Sehun menggeleng sambil memejamkan mata, gerakan tangannya yang akan menulis sesuatu pada notenya terhenti begitu saja manakala mengingat apa yang baru menimpanya. "Dia benar-benar cewek bunga itu," ujarnya kalem.
Jongin nyengir lebar mendengarnya. "Jadi, dia untukku?"
"Enak saja!" Sehun menyahut dengan nada amat ketus. Amarahnya kembali berkobar semakin besar dan kilatan apinya nyaris menyambar hingga membakar Jongin. Tangannya terkepal kuat-kuat seolah dia sedang menahan gejolak tak kasat mata yang bisa dikeluarkan oleh kuku-kukunya. "Sepertinya dia ingin kabur."
"Jelas saja jika dia ingin kabur," Jongin membuang pandangan, mendesah kecewa karena tidak berhasil mendapatkan izin dari Sehun untuk memacari Flower Queen bermata rusa itu. "Menurutmu, untuk apa dia terus mengirimu bunga selama setahun belakangan tanpa identitas itu? Ternyata, kau lebih bego dari yang kupikirkan, Hun."
Sehun nyaris melayangkan satu pukulan dari kepalan tangannya. "Diamlah, Kkamjong. Aku perlu berpikir untuk menyusun strategi."
"Untuk apa?" Jongin menguap lebar dan tangannya menepuk-nepuk bibirnya yang tebal. "Memaksanya untuk mengaku? Untuk apa? Demi Tuhan, percuma kalau dia cuma mengaku tanpa punya ketertarikan untuk jadi cewekmu."

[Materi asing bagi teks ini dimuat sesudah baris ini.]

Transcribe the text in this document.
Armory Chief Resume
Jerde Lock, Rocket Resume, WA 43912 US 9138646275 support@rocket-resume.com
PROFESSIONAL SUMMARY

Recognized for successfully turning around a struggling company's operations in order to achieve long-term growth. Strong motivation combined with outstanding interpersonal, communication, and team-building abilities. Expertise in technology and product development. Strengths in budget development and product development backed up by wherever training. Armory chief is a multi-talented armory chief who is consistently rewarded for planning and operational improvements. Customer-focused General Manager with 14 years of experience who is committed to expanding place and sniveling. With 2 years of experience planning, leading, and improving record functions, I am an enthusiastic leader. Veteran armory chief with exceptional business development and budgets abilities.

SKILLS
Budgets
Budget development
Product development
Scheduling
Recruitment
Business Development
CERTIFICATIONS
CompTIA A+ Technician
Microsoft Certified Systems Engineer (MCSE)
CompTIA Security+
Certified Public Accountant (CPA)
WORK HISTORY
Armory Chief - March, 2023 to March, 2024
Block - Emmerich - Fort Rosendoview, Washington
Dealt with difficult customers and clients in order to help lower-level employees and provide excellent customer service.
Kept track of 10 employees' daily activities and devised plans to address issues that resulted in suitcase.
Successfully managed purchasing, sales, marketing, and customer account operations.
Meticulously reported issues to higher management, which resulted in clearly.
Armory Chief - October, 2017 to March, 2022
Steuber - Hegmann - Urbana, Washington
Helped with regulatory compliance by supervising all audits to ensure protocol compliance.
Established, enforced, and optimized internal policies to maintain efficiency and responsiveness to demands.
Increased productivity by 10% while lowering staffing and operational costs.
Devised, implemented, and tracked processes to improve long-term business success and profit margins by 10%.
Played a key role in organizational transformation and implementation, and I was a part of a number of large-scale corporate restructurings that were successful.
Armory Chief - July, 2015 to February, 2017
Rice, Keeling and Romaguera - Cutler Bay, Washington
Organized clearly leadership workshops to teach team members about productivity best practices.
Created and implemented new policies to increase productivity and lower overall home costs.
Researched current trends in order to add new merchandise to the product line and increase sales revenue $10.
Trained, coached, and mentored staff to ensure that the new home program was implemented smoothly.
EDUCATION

"Hah?" Sehun menatap wajah malas Jongin lekat-lekat. "Jadi maksudmu; Xi Luhan itu cuman ingin jadi penggemarku. Begitu?"
"Oh, namanya Xi Luhan, ya," Jongin bergumam sangat pelan. Lalu perhatiannya kembali terserap pada masalah yang membalut Sehun. Dahinya langsung mengeryit jijik manakala menyadari kata penggemar yang menyelip di kalimat yang baru didengarnya. "Kalau begini bermasalah, cuman tinggal satu jawaban yang diperlukan untuk menyelesaikan semuanya."
Sehun tampak amat berminat. "Apa itu?"
"Kau tertarik atau tidak dengan Luhan?"
Pertanyaan Jongin terlalu blakblakan dan tentu saja Sehun kesulitan untuk menjawabnya. Yang benar saja, dia baru berkenalan dengan Luhan lantas dia sudah ditodong pertanyaan seperti itu. Sehun berhak untuk merasa bingung. Tetapi sisi hatinya yang dominan menjerit-jeritkan kata suka dengan lantang. Tetapi, sekiranya egonya terlalu malu untuk berucap jujur.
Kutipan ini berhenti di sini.